The Magic of Colors
Kazi Falguni Eshita
My sweet princess, please write, or else teacher will say you’re a bad girl. But you’re a good girl, right? RamizaAfroz squeezed her daughter’s cheeks.
“Mommy, please, I don’t want to write.” Five-year-old Mehjabin pleaded. She loved her books, used to memorize nursery rhymes with great enthusiasm. But she did not enjoy writing at all.
“I’ll give you a chocolate if you write.” Ramiza tried one more time.
“No, Mommy!” Mehjabin ran off, creating a sweet, rhythmic sound with her thick, silver anklets.
In all the oral subjects like recitation or rapid- fire class tests, Mehjabin always took a position amongst the first ten. However, she was very slow while writing. Her pencil used to sleep in her hand, while her classmates used to play writing races amongst themselves.
When the little girl used to work in her art classes very attentively, a bit of her tongue used to peep out of her mouth. All the teachers watched in awe as she filled her drawing book with fine, colorful pictures.
“Your daughter will surely be an artist.” The class teacher used to tell her mother.
Ramiza always felt pleased when other parents or teachers used to praise her daughter. Mehjabin used to pass her exams with flying colors, but her writing performance always kept her away from the first position in class.

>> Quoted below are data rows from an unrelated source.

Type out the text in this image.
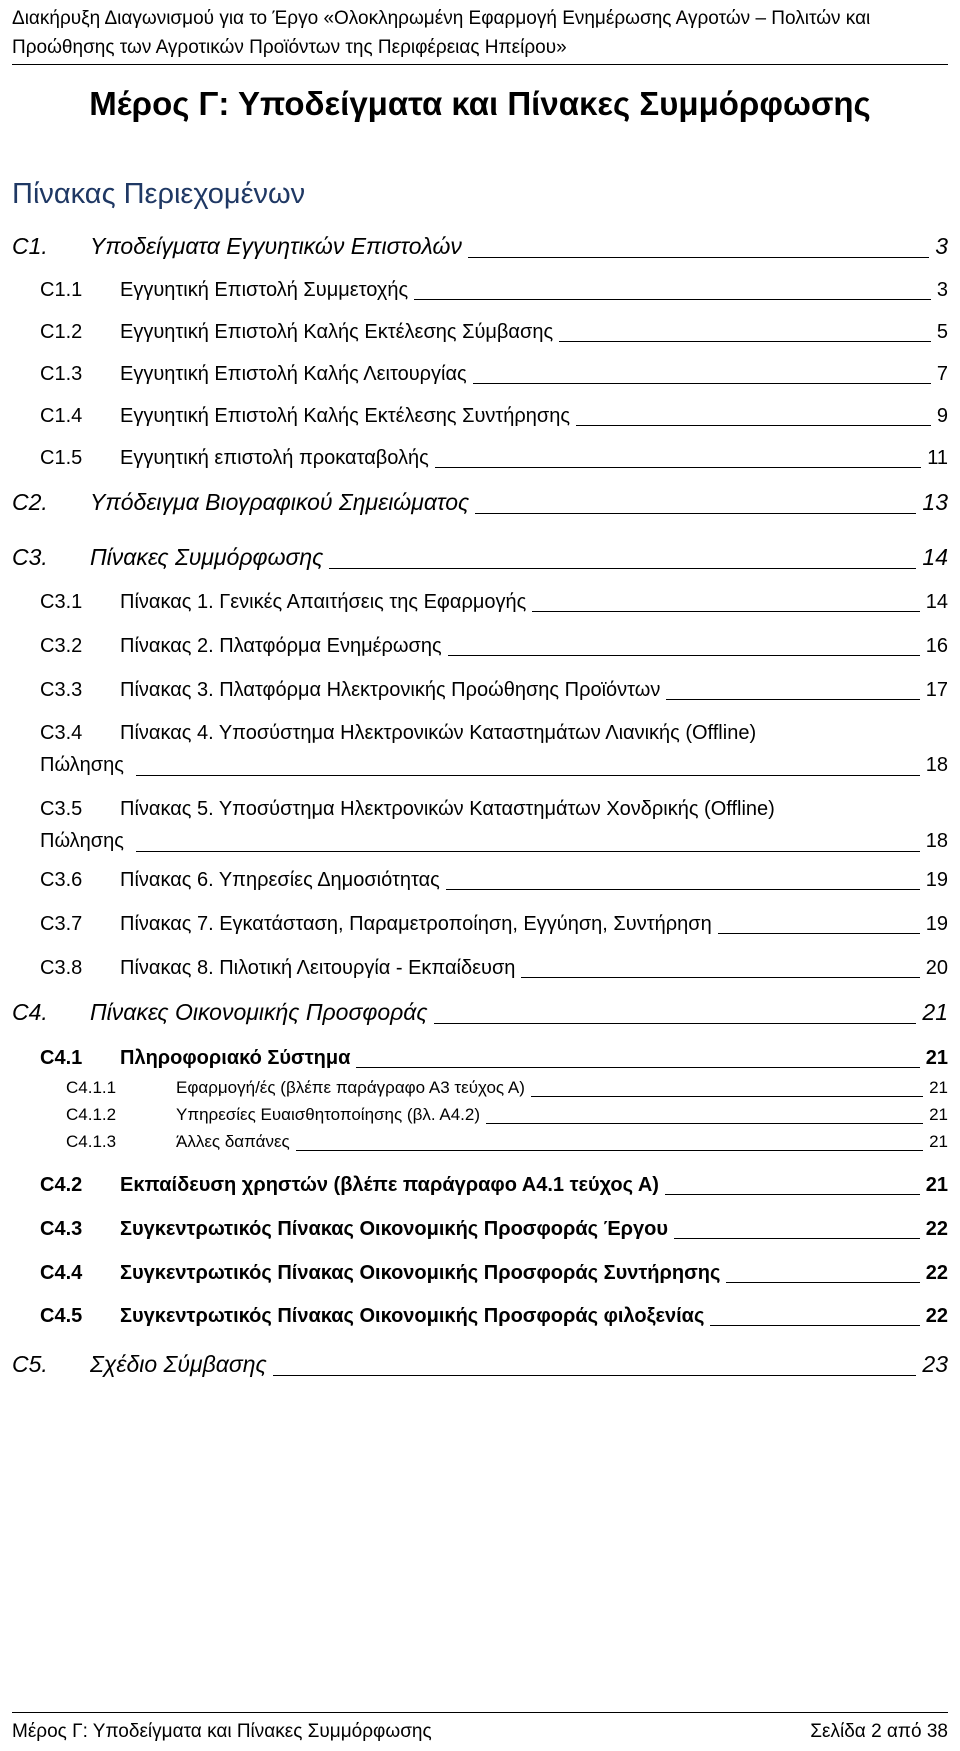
Διακήρυξη Διαγωνισμού για το Έργο «Ολοκληρωμένη Εφαρμογή Ενημέρωσης Αγροτών – Πολιτών και Προώθησης των Αγροτικών Προϊόντων της Περιφέρειας Ηπείρου»
Μέρος Γ: Υποδείγματα και Πίνακες Συμμόρφωσης
Πίνακας Περιεχομένων
C1.	Υποδείγματα Εγγυητικών Επιστολών	3
C1.1	Εγγυητική Επιστολή Συμμετοχής	3
C1.2	Εγγυητική Επιστολή Καλής Εκτέλεσης Σύμβασης	5
C1.3	Εγγυητική Επιστολή Καλής Λειτουργίας	7
C1.4	Εγγυητική Επιστολή Καλής Εκτέλεσης Συντήρησης	9
C1.5	Εγγυητική επιστολή προκαταβολής	11
C2.	Υπόδειγμα Βιογραφικού Σημειώματος	13
C3.	Πίνακες Συμμόρφωσης	14
C3.1	Πίνακας 1. Γενικές Απαιτήσεις της Εφαρμογής	14
C3.2	Πίνακας 2. Πλατφόρμα Ενημέρωσης	16
C3.3	Πίνακας 3. Πλατφόρμα Ηλεκτρονικής Προώθησης Προϊόντων	17
C3.4	Πίνακας 4. Υποσύστημα Ηλεκτρονικών Καταστημάτων Λιανικής (Offline)
Πώλησης	18
C3.5	Πίνακας 5. Υποσύστημα Ηλεκτρονικών Καταστημάτων Χονδρικής (Offline)
Πώλησης	18
C3.6	Πίνακας 6. Υπηρεσίες Δημοσιότητας	19
C3.7	Πίνακας 7. Εγκατάσταση, Παραμετροποίηση, Εγγύηση, Συντήρηση	19
C3.8	Πίνακας 8. Πιλοτική Λειτουργία - Εκπαίδευση	20
C4.	Πίνακες Οικονομικής Προσφοράς	21
C4.1	Πληροφοριακό Σύστημα	21
C4.1.1	Εφαρμογή/ές (βλέπε παράγραφο Α3 τεύχος Α)	21
C4.1.2	Υπηρεσίες Ευαισθητοποίησης (βλ. Α4.2)	21
C4.1.3	Άλλες δαπάνες	21
C4.2	Εκπαίδευση χρηστών (βλέπε παράγραφο Α4.1 τεύχος Α)	21
C4.3	Συγκεντρωτικός Πίνακας Οικονομικής Προσφοράς Έργου	22
C4.4	Συγκεντρωτικός Πίνακας Οικονομικής Προσφοράς Συντήρησης	22
C4.5	Συγκεντρωτικός Πίνακας Οικονομικής Προσφοράς φιλοξενίας	22
C5.	Σχέδιο Σύμβασης	23
Μέρος Γ: Υποδείγματα και Πίνακες Συμμόρφωσης	Σελίδα 2 από 38
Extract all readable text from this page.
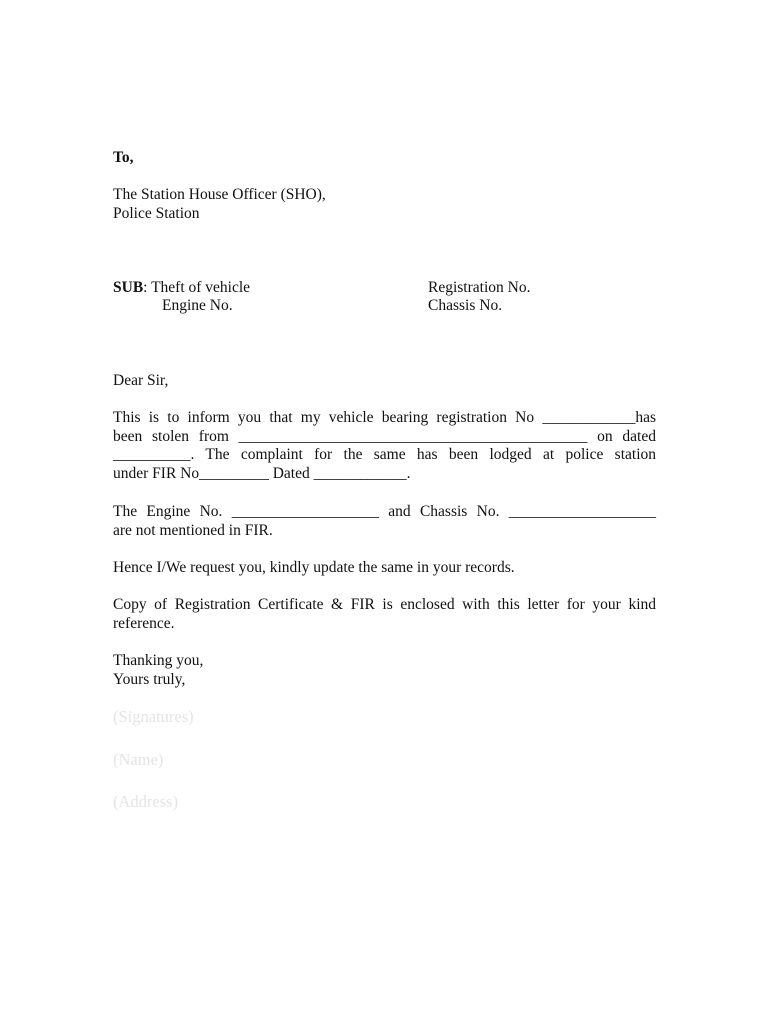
To,
The Station House Officer (SHO),
Police Station
SUB: Theft of vehicle	Registration No.
Engine No.	Chassis No.
Dear Sir,
This is to inform you that my vehicle bearing registration No ____________has
been stolen from _____________________________________________ on dated
__________. The complaint for the same has been lodged at police station
under FIR No_________ Dated ____________.
The Engine No. ___________________ and Chassis No. ___________________
are not mentioned in FIR.
Hence I/We request you, kindly update the same in your records.
Copy of Registration Certificate & FIR is enclosed with this letter for your kind
reference.
Thanking you,
Yours truly,
(Signatures)
(Name)
(Address)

“Mom, I want to be first in class, like my friend Shama, but I always get the second place.” Mehjabin told her mother one day. Her wet eyes and tear-stained face was enough to understand that she was quite upset.
“How will I help my daughter, Ma’am?” Ramiza asked Mehjabin’s class teacher at the parent’s-teacher’s meeting. The teacher advised to encourage the little girl to write with color pencils, as she was so attracted to colors. The teacher hoped it might work out.
A smile spread across Ramiza’s concerned face. “Why didn’t I think of this before?” She said to herself.
Rushing to the mall, Ramiza piled up a heap of color pencils in her shopping-cart.
“Your Miss (teacher) told you to practice writing with these.” The mother announced, placing the colors in front of her daughter.
“Really?” Mehjabin’s innocent eyes reflected joy.
That night, Ramiza found her little girl glued to the desk, busily writing with the colors. Mehjabin slowly began writing with normal graphite pencils. From then on, she never lost the first position. The Magic of colors really worked for her.